BACKGROUND OF THE INVENTION 1. Field of the Invention The present invention relates to an austenitic steel alloy having corrosion resistance, toughness, non-magnetism and adaptability to skin. Furthermore, the present invention relates to a method for producing the above-mentioned steel alloy and its use.

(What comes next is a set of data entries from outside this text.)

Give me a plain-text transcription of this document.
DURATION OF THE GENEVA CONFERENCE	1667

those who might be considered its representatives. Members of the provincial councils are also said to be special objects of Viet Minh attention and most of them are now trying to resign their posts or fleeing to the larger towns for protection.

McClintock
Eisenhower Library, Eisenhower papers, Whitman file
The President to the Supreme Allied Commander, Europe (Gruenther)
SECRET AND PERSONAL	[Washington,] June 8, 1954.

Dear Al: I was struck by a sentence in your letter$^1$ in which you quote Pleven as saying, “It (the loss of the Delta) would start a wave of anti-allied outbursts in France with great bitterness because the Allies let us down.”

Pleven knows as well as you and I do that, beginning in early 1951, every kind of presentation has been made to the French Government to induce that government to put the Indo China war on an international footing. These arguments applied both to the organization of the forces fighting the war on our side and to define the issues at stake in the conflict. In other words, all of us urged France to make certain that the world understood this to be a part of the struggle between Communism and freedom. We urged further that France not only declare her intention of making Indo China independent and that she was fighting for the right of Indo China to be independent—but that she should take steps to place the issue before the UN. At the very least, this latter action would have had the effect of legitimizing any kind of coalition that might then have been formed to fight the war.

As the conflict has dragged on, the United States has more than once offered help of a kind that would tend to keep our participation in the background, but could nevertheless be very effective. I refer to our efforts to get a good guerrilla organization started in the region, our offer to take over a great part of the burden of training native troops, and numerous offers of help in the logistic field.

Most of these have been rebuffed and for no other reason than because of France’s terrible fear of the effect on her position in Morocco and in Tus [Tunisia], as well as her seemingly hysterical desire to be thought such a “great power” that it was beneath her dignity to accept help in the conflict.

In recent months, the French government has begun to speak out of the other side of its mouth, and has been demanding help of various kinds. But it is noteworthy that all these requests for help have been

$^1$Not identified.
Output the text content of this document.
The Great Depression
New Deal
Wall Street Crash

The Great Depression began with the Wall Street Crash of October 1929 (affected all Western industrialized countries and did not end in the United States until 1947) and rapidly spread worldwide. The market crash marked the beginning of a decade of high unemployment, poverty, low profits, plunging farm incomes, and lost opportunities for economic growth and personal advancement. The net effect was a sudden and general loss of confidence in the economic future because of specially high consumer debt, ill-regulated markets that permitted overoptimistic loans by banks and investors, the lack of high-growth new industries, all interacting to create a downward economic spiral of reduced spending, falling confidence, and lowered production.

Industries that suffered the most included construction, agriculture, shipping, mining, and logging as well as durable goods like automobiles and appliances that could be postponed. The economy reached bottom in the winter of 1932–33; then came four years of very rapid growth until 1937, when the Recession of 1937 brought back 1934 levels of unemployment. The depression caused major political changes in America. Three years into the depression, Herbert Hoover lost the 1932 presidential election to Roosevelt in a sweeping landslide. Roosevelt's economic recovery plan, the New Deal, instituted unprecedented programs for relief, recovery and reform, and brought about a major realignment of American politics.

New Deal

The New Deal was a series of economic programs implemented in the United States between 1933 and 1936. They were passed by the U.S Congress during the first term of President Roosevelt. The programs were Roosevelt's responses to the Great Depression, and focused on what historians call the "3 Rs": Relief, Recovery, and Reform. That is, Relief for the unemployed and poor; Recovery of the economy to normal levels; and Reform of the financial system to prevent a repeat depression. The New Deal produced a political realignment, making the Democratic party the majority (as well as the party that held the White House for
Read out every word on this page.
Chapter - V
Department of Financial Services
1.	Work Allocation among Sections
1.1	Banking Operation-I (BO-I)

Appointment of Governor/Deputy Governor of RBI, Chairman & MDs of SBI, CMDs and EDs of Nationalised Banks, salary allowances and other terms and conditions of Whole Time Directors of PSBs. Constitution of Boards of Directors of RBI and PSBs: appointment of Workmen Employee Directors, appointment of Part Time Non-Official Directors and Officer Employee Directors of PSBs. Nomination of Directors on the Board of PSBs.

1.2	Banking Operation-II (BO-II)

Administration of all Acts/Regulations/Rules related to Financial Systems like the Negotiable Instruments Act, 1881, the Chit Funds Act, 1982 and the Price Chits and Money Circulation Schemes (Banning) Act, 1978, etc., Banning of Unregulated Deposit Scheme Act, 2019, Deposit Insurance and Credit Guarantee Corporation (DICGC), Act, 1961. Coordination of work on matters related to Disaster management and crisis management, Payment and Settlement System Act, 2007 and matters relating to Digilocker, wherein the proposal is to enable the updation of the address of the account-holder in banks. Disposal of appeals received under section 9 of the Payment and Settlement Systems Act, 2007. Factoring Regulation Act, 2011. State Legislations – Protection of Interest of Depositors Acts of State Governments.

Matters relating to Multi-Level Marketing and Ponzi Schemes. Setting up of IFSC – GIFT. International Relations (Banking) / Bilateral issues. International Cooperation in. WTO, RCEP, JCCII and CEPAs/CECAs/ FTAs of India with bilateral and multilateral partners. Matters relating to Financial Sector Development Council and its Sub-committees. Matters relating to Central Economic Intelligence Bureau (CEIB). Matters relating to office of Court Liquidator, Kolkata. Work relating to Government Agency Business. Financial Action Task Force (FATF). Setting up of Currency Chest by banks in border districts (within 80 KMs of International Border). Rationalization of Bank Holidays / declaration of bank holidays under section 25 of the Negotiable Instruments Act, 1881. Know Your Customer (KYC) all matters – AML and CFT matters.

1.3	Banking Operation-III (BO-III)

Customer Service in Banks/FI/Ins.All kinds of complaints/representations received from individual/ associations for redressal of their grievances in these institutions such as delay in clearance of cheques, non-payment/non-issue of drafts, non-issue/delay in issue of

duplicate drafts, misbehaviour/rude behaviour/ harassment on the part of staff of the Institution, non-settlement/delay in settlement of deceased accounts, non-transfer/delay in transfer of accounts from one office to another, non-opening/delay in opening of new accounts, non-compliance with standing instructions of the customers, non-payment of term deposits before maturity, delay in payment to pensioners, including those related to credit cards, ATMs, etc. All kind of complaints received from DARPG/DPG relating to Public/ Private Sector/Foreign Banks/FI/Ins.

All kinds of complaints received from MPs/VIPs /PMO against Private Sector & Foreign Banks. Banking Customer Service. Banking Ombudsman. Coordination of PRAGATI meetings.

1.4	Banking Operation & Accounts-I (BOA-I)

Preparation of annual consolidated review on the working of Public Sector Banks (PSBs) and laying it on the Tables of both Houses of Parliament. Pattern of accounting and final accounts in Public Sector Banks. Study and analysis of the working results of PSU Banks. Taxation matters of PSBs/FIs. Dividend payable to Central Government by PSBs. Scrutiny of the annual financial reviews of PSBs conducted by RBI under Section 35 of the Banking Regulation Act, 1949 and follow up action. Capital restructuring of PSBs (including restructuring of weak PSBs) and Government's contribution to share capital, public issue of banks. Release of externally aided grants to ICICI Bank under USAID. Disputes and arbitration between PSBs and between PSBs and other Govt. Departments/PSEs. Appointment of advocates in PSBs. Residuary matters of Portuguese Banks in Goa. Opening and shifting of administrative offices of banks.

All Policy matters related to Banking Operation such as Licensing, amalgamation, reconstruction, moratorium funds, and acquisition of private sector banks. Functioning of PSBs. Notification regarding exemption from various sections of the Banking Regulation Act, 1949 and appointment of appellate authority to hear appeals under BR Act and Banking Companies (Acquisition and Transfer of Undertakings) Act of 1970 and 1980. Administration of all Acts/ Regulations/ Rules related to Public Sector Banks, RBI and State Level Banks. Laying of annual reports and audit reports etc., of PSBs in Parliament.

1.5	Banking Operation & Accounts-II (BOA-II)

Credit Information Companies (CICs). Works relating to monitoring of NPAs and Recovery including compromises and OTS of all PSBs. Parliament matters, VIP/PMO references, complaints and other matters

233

 ──────────────────────────────────────────────────の Continued on the front page (71) Applicant 596047997 Altenderfer Str. 104, D-45143 Essen, Germany (72) Inventor Peter Yacht. Ugowitzer, Switzerland Zeher-8913 Ottenbach, Bidenospen 31 (72) Inventor Gerald Stein Germany, D-45133 Essen, Camperfeld 12a (72) Inventor Joachim Menzel Germany, D-45133 Essen, Weidenbruch 58

Claims (10)

[Claims] 1. The following composition by weight: C: 0.3% or less, Mn: 2 to 26%, Cr: 11 to 24%, Mo: more than 2.5 to 10%, W: 0 to 8%, N: more than 0.55 to 1.2%, balance iron and up to 0.5% Ni and up to 2% Si
An austenitic steel alloy having a composition that is an inevitable impurity containing. 2. The following composition by weight: C: 0.1% or less, Mn: 6 to 20%, Cr: 11 to 20%, Mo: more than 2.5 to 6%, W: 0 to 6%, N: 0.7 to 1.1%, with the balance being iron and inevitable impurities containing up to 0.2% Ni and up to 1.0% Si, total active ingredients:% Cr + 3.3 (% Mo +% W) +20 (% N)
The austenitic steel alloy according to claim 1, wherein is equal to or greater than 35 and the nickel equivalent is less than 20, but is equal to or greater than the chromium equivalent minus 8. 3. The austenitic steel alloy according to claim 1, further comprising 0.2% or less of S. 4. The austenitic steel alloy according to claim 1, further comprising 5% or less of Bi. 5. The austenitic steel alloy according to claim 1, further comprising 5% or less of Cu and / or Co. 6. A total of 1.0% or less of V, Nb, Ti,
The austenitic steel alloy according to any one of claims 1 to 5, further comprising Zr, Hf, Ta, and Al. 7. The austenitic steel alloy according to claim 1, further comprising 0.02% or less of B. 8. The method for producing a steel alloy according to claim 1, wherein the alloy is subjected to a solution annealing treatment and then quenched. 9. The method according to claim 8, wherein cold working is performed on the steel alloy following quenching after the solution annealing treatment to increase its strength. 10. A jewelry, implant, or dentistry worn on a human body and used in or near a human body, using the steel alloy according to any one of claims 1 to 7. Articles such as supplies.